In accounting, “arrears” refers to an outstanding or overdue payment obligation, typically associated with unpaid debts, dividends, or rent. Arrears can occur when a person or business fails to fulfill their financial commitments on time. The term is commonly used to describe the status of payments that are supposed to be made periodically, such as interest or lease payments, but have not been paid as scheduled.
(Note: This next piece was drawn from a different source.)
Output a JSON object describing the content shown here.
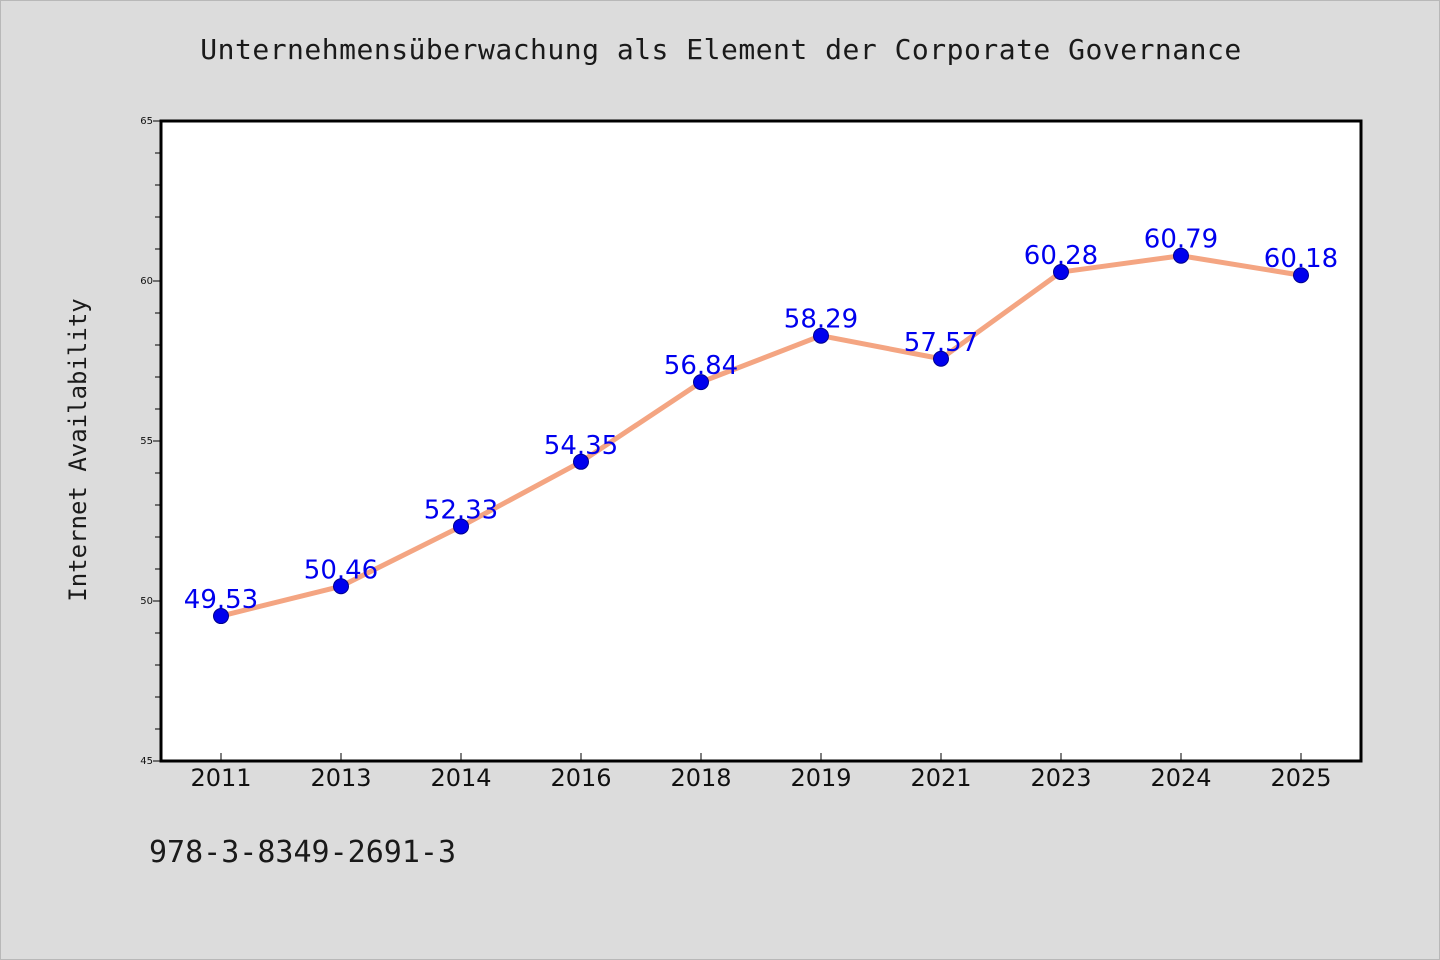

When a payment is in arrears, it means that the payment is past due, and the individual or business owing the payment may face penalties, late fees, or other consequences, depending on the nature of the obligation and the terms of the agreement. In some cases, arrears can also negatively affect the debtor’s credit rating and future ability to obtain financing.
Example of Arrears
Let’s say John rents an office space for his business, and he agreed to pay the landlord $2,000 per month on the 1st of every month. Unfortunately, due to some unexpected cash flow issues, John is unable to make the rent payment for March on time. As a result, he now has an overdue payment obligation.
On April 1st, John’s rent for March is considered to be “in arrears.” He now owes his landlord the $2,000 for March, along with the rent for April, which is also due. In addition to these amounts, the landlord might impose a late fee on the overdue payment, further increasing John’s financial obligation.
In this example, John’s overdue rent payment for March is considered to be in arrears. He must address the issue by paying the overdue amount, along with any penalties, to avoid potential negative consequences, such as eviction or damage to his credit rating.